Вскоре непогода замела окна, и никто в целом свете, окажись он хоть в пяти шагах от плетня, не догадался бы, что рядом, в жаркой, будто баня, избе красивая, как богородица с иконы, русская баба рожает сейчас близнецов.

Она кричала собакой, мычала буйволицей, трепетала птахой. Стискивала простыни, так что они трещали и рвались вкривь и вкось. Дышала шумно, как водопад.

Номах неумело помогал. Она, где криком, где лаской, подсказывала ему бледными, будто вываренная земляника, губами.

Утомившись от родовых мучений, начала вдруг выкрикивать Номаху:

– Воины… Когда ж вы наубиваетесь уже? Когда крови напьетесь? Мало вам, что пашни сором заросли, что дети отцов забыли, что по полям костей как листьев осенью разбросано? Мало вам? Что ж вы делаете, мужики? Что творите?..

Ее усыпанное бисером пота лицо опало, черты заострились.

– Что молчишь?

– Да шумная ты. Чего я поперек лезть стану?

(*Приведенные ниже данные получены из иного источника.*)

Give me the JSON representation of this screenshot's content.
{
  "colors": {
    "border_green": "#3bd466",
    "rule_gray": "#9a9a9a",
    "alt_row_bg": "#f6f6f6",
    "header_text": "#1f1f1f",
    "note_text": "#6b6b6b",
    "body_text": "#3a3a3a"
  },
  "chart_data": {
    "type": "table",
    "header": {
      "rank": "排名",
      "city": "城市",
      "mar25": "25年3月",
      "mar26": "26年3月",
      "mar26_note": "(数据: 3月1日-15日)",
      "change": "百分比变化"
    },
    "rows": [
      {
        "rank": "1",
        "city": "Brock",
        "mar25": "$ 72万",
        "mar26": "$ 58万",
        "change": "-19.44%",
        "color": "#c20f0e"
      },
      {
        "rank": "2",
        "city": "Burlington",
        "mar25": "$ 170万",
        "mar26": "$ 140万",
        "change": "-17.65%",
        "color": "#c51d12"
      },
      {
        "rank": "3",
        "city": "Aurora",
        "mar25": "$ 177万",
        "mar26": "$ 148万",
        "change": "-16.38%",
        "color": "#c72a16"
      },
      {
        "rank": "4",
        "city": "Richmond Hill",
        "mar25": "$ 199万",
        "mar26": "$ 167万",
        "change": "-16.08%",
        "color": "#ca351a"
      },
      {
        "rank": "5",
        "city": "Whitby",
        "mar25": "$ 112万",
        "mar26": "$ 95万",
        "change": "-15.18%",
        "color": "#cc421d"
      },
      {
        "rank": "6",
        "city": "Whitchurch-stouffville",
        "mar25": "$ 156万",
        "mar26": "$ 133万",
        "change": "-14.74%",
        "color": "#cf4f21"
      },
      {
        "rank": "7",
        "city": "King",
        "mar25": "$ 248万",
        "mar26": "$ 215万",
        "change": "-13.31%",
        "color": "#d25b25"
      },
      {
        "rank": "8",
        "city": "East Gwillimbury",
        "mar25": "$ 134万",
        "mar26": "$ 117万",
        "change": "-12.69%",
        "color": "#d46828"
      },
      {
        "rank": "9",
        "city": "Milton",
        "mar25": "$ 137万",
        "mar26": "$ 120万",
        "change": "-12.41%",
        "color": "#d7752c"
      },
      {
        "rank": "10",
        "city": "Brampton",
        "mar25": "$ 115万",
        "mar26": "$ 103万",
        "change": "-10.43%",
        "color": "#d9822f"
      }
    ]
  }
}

Она упала на пропитавшуюся потом подушку, закрыла сгибом локтя глаза.

– Ой, божечки…

– А рубим друг друга оттого, – неторопливо ответил Номах, – что есть те, которые хотят, чтоб был в мире человек унижающий и человек униженный. Человек, у которого есть плеть, и тот, для которого эта плеть предназначена. За то боремся, чтобы не было плети. Чтобы каждый с рождения свободным был.

– Не будет такого! – громко дыша, сказала баба.

– Будет.

Она убрала руку с лица и сжала ею ладонь Номаха.

– Не будет…

– Будет.

…Кончилась метель. Наверху кто-то плеснул льдистой водой на купол небосвода, и она разлетелась, застыла мелкими светящимися брызгами звезд. Месяц легким яликом поплыл в тишине.

Заснула в избе баба, уложив по ребенку на каждую руку. Притулился на укладке Номах.

Хозяйка поднялась, когда он еще спал. Покормила в темноте детей. Грузно переваливаясь, выбралась наружу, очистила окна от снега.

Потом долго и спокойно точила в сенцах большой, как сабля, нож, пробовала подушечкой тонкого пальца остроту лезвия. Пошаркала точилом по блестящему лезвию топора.

Глубоко проваливаясь в снег, добралась до закуты.

Ахалтекинец прянул навстречу ей ушами, отвел глаза от ворвавшегося в дверь яркого света…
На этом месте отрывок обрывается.